My guess is you answered A, B, or C
(If you answered D, let me know because I need to learn how you did it).
While there are dozens of reasons why D did not happen, the most common one is this:
You asked for ideas.
You said, “Hey, I want to hear your ideas.”
Or maybe you got more specific and said, “I want to hear your ideas about how we can do better.”
What your team heard was “Hey, I want to hear your ideas as long as they’re the ideas I want to hear and pertain to the topics I want to hear about, but I’m not going to tell you the topics, so share at your own risk and may the odds be ever in your favor.”
So your team stayed quiet.
Good news, you can turn the odds in your favor if you do this ONE thing:
Give them constraints.
It seems counterintuitive.
After all, shouldn’t creativity be unconstrained?
Isn’t ideation all about blue sky crazy thinking?
Doesn’t innovation require us to unshackle ourselves from what is practical and dream of what’s possible?
No. No. No.
Constraints fuel creativity
You don’t have infinite money, people, or time. *
Which means you have constraints.
Don’t run from that fact. Don’t hide from it.
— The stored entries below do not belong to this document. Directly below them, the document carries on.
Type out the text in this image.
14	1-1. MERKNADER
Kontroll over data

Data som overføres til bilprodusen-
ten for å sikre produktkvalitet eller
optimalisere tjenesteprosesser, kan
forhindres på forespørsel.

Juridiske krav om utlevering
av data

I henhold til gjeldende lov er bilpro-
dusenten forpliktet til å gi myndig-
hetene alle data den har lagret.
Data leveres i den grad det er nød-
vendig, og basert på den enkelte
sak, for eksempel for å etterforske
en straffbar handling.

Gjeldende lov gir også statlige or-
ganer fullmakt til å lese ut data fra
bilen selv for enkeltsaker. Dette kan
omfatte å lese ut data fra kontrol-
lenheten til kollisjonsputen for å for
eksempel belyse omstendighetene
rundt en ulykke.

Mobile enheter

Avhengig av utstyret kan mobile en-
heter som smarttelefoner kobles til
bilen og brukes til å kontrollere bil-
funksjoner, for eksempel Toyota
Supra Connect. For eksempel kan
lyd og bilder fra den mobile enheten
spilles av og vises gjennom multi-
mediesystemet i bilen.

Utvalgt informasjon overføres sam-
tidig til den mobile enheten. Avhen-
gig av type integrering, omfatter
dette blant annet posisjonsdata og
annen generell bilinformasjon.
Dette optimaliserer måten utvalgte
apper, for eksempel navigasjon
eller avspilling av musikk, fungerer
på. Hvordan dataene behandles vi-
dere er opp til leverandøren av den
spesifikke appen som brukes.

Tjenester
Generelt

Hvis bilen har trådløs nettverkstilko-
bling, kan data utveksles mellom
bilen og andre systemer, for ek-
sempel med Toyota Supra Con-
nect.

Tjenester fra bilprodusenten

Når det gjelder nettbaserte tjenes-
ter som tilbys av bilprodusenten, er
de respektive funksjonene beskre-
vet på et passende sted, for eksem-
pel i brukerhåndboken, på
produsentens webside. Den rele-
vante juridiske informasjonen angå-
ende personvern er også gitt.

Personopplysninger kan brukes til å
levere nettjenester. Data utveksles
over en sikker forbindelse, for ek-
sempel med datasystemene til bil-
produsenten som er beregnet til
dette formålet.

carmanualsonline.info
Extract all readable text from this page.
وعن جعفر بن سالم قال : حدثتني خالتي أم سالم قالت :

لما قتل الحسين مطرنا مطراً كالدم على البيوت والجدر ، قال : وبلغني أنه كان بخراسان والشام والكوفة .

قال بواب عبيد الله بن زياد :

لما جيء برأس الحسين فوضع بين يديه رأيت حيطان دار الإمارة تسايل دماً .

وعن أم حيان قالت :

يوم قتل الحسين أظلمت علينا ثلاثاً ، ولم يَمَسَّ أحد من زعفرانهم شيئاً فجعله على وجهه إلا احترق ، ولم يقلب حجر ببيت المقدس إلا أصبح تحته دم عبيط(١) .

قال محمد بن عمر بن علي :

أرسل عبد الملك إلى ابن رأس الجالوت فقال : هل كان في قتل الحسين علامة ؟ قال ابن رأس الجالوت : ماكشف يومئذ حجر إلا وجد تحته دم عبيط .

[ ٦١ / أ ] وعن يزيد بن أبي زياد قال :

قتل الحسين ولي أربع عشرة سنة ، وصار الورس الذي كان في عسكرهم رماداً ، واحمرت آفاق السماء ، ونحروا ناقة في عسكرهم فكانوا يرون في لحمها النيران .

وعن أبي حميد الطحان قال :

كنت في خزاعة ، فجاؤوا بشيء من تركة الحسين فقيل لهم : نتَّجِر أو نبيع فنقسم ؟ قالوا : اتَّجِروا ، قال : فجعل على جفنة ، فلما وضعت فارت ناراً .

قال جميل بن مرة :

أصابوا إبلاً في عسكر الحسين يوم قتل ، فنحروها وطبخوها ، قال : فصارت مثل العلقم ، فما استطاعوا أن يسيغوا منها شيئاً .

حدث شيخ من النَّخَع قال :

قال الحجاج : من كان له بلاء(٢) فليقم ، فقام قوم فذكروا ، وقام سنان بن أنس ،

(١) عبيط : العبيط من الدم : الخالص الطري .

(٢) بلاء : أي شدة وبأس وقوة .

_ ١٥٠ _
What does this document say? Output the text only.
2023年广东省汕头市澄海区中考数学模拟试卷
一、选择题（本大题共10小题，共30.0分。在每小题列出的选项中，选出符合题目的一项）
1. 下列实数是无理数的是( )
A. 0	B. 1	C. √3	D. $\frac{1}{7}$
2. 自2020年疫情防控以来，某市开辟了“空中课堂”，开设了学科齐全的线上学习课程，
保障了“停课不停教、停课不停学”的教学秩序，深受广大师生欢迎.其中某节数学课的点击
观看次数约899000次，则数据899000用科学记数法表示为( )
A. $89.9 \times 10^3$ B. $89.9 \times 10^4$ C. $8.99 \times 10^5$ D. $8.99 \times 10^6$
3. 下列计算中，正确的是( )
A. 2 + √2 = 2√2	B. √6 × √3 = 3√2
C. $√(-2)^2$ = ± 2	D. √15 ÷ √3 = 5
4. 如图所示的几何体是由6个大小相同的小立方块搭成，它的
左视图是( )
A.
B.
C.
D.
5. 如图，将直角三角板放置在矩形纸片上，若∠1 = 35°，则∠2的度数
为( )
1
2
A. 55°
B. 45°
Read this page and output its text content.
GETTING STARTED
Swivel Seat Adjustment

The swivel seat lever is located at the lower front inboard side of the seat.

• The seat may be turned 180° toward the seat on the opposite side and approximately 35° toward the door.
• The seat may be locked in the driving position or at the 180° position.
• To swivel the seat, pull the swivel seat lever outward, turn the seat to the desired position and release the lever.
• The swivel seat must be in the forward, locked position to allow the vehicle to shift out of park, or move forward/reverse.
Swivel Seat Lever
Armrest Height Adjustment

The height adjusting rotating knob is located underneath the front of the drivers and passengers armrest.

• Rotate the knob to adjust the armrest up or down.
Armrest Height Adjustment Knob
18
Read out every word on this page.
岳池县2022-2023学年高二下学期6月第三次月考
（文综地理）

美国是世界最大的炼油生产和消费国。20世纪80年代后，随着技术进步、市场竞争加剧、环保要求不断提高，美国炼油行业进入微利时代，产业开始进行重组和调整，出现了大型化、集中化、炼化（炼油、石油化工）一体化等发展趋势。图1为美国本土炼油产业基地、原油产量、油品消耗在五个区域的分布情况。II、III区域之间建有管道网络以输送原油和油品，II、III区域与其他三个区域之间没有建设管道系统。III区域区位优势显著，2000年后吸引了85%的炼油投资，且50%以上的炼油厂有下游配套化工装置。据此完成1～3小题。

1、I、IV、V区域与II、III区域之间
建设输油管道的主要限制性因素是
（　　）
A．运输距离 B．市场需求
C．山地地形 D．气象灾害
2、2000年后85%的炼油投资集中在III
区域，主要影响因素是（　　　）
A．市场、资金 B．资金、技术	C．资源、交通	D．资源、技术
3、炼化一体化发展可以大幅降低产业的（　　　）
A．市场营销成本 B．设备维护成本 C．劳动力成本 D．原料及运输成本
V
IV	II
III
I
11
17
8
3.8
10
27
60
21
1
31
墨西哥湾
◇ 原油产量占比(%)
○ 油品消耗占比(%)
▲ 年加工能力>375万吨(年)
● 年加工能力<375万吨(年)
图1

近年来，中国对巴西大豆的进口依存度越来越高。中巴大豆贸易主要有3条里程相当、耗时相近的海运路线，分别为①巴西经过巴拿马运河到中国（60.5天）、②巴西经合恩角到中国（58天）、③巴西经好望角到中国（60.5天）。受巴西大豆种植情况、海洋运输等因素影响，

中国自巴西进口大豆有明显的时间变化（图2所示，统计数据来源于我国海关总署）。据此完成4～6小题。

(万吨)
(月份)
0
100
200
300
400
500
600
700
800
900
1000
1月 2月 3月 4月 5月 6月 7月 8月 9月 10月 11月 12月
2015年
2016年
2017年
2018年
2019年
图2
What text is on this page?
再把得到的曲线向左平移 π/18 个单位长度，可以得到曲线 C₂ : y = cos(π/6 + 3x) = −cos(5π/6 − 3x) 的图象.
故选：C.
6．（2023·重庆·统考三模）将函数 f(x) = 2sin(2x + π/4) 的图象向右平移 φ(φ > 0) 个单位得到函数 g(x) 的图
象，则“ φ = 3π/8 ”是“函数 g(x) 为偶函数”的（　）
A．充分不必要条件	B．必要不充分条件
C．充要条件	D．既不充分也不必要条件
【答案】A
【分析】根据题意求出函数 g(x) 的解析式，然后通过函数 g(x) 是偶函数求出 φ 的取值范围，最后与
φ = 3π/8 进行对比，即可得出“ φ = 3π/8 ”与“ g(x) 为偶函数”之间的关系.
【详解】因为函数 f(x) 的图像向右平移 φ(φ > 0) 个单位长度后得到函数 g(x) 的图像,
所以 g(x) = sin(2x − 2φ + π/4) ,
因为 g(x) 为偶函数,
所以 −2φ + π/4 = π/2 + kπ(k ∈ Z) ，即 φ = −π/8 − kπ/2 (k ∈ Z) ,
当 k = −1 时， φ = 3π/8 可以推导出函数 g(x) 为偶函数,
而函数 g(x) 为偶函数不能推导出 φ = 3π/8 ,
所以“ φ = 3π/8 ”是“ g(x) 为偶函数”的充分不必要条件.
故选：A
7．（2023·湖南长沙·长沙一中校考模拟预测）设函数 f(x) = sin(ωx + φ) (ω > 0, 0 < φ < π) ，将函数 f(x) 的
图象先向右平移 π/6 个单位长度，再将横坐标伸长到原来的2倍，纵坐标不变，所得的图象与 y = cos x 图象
Don’t ignore it,
Embrace it because it is what fuels creation, innovation, and growth.
No one knew that better than Orson Welles (and he was a pretty creative guy)
“The enemy of art is the absence of limitations,” he told filmmaker Henry Jaglom. “Economically and creatively, that’s the most important advice you can be given. You have limitations; you don’t have $ 1 million to blow up that bridge, so you have to create something else on film to produce the same effect. Instead of having money to hire hundreds of extras, you have to sneak a cameraman in a wheelchair through the streets of New York City and steal the shot, which gives you a look of much greater reality.”
If constraints can create Citizen Kane, imagine what they can do for your business.
Constraints demand focus
Think about the last movie you saw that was way too long. Or the book that could have been an article. Or the meeting that should have been an email.
When you have all the money, time, or resources you need, you can do anything and try to do everything. Unfortunately, the result is usually a bloated confusing mess that leaves your customers feeling like they’ve lost more than they gained.
But when you only have 2 hours or 300 pages to tell a story, 20 minutes instead of four hours for a presentation, or $10,000 to create a new product, you get crystal clear on what you’re trying to accomplish, prioritize what you need, and leave everything else behind.
Constraints cause tension which leads to choices
In The Offer, a fantastic series about the making of The Godfather, there’s a great scene in which the studio executive demands that Francis Ford Coppola cut 45 minutes from the film (and helpfully suggests cutting all the scenes set in Sicily). The reason? So that theaters can host five showings per day instead of four.
Two hours is a constraint.
Sicily is where Michael abandons all hope of a normal life.
The tension between revenue and story, business and art, is real.
Tension requires you to make choices. Constraints shouldn’t always win. But they should always be present.
Constraints create value
The next time you ask for ideas sprinkle in some constraints.
- “I’d like your ideas for how we can use existing assets to expand into new markets.”
- “How can we earn more money from existing customers without raising prices?”
- “What can we stop doing so we can focus on high-priority work and avoid burnout?”
You’ll find that adding a few constraints to your request for ideas will be an offer your team can’t refuse.
*If you do have unlimited people, money, and time, please let me know. I’d love to talk to you.